Sudden Cardiac Arrest (SCA) happens when the heart stops beating without warning due to chaotic impulses in the electrical system of the heart. These chaotic impulses, called arrythmias, stop the blood from being pumped by the heart to the brain and other organs. 500,000 people die every year from SCA. If cardiopulmonary resuscitation (CPR) is not immediately followed by automatic external defibrillation death occurs. An AED provides a electric shock to the heart that helps to restore a normal heart rhythm. It has been estimated that one of every 200,000 atheletes will experience SCA. Although statistics have shown that SCA is quite rare among athletes, the sudden death of a student creates a negative impact on the community.
Presently only 72.5 % of schools in North Carolina are equipped with automatic external difibrillators (AED), but more than half of the schools in North Carolina have no planned coordination with Emergency Services. Placing AED’s in schools will increase the survival rate for athletes experiencing SCA. Patients who do not receive CPR followed by defibrillation are 7-10% more likely to die every minute without CPR and defibrillation. When CPR is given the likelihood of a fatality drops to 3-4%. Studies show that a significant drop in fatalities occurs when appropriate emergency medical planning is in place in high schools and AED’s are available for use with CPR.

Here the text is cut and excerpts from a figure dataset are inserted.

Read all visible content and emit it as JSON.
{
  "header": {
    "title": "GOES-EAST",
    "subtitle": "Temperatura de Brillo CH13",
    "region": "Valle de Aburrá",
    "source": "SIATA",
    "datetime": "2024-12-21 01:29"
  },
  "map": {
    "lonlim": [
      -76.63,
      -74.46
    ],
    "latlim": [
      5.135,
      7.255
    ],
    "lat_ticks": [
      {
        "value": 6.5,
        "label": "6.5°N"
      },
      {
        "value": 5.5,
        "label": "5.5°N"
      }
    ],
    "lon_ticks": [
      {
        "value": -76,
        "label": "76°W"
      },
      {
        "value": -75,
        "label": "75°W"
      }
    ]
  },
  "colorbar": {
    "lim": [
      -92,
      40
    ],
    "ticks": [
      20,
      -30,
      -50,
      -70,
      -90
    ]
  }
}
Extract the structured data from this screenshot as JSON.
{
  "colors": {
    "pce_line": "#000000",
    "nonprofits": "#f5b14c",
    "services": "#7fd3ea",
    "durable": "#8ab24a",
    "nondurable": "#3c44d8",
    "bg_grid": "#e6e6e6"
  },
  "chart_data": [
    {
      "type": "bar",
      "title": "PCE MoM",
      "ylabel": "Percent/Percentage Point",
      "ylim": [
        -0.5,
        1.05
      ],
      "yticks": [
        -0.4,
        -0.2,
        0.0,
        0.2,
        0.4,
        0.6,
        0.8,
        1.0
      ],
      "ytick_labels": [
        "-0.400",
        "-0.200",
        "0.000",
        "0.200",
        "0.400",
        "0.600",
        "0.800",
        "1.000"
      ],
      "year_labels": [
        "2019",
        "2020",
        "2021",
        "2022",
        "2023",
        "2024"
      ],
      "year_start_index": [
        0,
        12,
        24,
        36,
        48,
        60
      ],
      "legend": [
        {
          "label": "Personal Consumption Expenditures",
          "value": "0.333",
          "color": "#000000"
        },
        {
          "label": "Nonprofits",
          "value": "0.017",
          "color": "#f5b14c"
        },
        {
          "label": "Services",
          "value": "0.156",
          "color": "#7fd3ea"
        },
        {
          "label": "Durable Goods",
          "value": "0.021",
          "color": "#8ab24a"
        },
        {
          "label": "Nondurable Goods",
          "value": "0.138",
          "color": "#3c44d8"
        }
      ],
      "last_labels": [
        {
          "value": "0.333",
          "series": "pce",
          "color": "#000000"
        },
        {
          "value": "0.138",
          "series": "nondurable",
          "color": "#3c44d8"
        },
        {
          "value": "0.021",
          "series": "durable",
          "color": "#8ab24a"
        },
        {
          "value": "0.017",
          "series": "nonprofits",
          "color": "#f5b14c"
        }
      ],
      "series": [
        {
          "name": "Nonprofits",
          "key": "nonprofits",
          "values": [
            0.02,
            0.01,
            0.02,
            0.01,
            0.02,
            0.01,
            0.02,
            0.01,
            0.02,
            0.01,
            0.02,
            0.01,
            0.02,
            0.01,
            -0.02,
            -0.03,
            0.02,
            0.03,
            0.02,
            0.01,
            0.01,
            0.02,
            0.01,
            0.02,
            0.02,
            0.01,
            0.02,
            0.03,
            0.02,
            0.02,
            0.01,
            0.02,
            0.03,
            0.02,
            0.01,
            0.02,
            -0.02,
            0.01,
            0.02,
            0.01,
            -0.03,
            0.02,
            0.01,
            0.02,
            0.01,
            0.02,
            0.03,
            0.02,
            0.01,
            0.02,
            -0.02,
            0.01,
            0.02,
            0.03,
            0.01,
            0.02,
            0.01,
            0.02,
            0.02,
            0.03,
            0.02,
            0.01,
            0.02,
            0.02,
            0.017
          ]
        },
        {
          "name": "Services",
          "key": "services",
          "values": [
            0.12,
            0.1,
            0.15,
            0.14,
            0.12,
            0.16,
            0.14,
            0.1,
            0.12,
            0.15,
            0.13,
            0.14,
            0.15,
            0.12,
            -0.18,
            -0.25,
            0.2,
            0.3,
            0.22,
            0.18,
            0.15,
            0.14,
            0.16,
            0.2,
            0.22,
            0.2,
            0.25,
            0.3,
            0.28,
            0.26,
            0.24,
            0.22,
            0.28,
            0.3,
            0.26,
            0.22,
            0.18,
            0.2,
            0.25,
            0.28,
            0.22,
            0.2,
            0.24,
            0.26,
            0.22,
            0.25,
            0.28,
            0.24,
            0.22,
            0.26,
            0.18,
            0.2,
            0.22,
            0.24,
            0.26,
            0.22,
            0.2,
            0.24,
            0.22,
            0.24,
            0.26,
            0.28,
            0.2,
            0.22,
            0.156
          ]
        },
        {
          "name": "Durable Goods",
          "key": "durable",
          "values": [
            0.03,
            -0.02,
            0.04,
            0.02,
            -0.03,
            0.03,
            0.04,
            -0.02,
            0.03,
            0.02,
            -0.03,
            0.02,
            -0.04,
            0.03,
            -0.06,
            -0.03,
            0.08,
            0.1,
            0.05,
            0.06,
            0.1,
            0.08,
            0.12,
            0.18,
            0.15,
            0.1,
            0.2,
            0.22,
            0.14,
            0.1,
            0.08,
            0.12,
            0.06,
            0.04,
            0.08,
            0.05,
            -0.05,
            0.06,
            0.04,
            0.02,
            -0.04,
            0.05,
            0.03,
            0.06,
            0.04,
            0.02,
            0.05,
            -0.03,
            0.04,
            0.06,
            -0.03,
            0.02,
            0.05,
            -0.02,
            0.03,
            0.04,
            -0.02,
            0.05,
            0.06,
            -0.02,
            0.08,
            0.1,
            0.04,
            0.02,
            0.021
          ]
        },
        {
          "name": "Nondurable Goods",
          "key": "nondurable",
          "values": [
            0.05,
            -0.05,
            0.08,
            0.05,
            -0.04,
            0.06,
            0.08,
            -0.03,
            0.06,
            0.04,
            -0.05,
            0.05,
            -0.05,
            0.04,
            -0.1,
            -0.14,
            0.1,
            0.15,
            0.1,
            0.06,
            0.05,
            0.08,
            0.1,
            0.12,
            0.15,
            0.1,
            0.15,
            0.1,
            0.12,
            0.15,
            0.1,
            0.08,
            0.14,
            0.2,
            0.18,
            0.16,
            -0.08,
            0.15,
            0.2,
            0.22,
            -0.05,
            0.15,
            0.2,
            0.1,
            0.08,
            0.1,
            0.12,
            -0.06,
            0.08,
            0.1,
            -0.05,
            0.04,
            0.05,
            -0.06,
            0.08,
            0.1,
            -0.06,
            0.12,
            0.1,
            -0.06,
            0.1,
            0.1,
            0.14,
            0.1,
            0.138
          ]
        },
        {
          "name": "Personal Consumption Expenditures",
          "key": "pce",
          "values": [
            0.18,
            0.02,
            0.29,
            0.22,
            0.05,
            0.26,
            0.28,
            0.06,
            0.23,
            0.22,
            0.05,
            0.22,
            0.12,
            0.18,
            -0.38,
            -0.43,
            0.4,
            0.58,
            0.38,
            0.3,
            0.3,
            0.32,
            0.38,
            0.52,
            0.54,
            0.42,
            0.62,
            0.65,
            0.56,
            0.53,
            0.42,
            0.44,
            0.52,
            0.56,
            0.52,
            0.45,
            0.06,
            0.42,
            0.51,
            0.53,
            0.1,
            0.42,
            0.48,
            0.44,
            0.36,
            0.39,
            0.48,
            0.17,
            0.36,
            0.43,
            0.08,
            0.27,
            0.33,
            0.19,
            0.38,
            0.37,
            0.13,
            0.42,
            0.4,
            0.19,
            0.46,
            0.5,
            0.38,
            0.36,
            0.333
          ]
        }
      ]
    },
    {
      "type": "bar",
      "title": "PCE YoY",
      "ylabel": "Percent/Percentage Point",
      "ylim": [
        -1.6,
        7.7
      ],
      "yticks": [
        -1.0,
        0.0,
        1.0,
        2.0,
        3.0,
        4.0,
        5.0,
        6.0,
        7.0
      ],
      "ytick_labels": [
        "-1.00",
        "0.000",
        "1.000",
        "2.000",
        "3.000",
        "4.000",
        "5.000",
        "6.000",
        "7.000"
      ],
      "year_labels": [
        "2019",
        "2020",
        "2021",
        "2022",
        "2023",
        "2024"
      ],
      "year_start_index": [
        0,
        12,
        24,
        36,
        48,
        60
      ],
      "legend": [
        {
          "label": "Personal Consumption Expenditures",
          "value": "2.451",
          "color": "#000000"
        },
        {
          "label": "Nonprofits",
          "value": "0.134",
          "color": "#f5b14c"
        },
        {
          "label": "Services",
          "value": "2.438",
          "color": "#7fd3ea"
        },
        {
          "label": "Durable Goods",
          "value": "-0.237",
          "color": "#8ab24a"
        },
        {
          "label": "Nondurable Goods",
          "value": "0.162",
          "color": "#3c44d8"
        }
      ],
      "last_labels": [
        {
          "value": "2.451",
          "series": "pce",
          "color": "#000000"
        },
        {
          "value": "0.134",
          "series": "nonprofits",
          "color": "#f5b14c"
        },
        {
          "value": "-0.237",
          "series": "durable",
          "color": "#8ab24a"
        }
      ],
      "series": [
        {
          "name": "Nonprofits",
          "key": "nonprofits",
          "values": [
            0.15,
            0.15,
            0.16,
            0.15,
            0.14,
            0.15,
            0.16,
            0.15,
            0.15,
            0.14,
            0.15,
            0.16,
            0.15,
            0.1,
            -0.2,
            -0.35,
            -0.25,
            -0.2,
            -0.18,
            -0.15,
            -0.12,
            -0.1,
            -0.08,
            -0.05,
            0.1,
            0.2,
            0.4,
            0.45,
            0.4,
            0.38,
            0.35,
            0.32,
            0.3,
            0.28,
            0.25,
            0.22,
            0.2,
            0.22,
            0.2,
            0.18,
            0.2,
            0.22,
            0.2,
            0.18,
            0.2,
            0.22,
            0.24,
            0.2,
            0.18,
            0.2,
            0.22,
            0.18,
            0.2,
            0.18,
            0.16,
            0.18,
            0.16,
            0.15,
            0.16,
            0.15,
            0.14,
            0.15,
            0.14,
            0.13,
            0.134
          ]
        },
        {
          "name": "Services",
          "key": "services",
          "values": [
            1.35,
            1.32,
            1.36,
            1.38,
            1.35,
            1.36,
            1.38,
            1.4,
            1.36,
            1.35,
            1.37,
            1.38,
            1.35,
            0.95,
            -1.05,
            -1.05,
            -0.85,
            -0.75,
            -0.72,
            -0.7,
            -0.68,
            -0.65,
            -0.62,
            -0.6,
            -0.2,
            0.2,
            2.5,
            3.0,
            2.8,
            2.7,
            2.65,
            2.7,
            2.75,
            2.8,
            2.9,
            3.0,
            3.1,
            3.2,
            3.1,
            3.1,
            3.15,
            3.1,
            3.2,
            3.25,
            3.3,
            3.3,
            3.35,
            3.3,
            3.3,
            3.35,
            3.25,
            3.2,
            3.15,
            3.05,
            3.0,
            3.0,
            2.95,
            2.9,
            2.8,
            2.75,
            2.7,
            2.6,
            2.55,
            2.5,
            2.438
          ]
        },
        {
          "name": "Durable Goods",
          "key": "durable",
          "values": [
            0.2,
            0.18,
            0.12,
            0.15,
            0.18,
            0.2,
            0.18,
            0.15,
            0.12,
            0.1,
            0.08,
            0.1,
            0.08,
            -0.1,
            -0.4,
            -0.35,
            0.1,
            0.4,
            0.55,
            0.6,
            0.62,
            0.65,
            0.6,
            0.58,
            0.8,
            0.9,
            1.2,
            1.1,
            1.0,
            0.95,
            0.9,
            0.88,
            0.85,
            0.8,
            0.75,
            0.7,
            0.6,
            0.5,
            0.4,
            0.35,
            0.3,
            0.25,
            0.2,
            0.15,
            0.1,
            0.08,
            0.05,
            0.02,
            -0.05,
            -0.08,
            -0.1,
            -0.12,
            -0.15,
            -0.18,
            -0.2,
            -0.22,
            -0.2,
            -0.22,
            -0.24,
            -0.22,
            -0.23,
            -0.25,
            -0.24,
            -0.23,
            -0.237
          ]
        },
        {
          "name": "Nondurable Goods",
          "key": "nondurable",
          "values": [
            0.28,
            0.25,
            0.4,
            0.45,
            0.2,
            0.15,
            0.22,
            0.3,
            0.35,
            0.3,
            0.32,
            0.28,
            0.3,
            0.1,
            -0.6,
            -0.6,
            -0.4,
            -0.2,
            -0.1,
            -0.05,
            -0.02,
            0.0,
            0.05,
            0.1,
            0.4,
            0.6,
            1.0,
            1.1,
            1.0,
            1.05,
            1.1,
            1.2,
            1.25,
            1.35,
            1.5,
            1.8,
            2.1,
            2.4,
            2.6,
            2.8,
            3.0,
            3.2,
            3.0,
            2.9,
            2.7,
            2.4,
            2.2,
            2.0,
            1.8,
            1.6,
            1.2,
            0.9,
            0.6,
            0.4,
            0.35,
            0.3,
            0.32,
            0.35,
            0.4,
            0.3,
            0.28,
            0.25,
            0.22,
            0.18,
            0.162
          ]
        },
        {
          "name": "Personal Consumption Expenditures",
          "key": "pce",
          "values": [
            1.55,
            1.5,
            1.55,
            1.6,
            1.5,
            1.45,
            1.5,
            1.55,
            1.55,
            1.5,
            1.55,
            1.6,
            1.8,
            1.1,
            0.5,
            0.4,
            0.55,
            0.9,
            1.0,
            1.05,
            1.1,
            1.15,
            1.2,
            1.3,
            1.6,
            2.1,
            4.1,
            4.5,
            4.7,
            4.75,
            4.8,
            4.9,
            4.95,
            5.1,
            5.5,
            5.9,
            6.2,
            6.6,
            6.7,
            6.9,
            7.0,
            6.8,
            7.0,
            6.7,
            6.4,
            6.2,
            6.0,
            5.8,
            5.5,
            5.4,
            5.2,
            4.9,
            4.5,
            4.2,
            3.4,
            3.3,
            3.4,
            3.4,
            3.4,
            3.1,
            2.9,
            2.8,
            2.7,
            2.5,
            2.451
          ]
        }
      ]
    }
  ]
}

Cost is the number one reason most schools do not have AED’s available for emergency use. Questions arise about liability for staff members performing defibrillation on students. Laws are in place to protect properly trained staff members when performing defibrillation on a student. New York requires all schools to keep and maintain AED’s for emergency use as well as having a staff member trained to use the AED. Purchasing an AED will cost between $2500 and $4500 when you add in the hidden costs. What is a life worth? In spite of the cost schools should be given automated defibrillators. In Texas Senate Bill 7 mandates an AED in every school campus. Unfortunately, $3.5 million dollars available to Texas schools to be reimbursed for AED purchases made after June 1, 2007 was still unclaimed with the November 15, 2008 deadline approaching.
On the national level thousands of schools are now equipped with AED’s used by staff members trained in CPR and proper use of the AED. Athlete safety is important to the athletes who participate in high school sports, their families, and to the community as a whole. The death of an athlete sparks deep emotional trauma to all students and the community.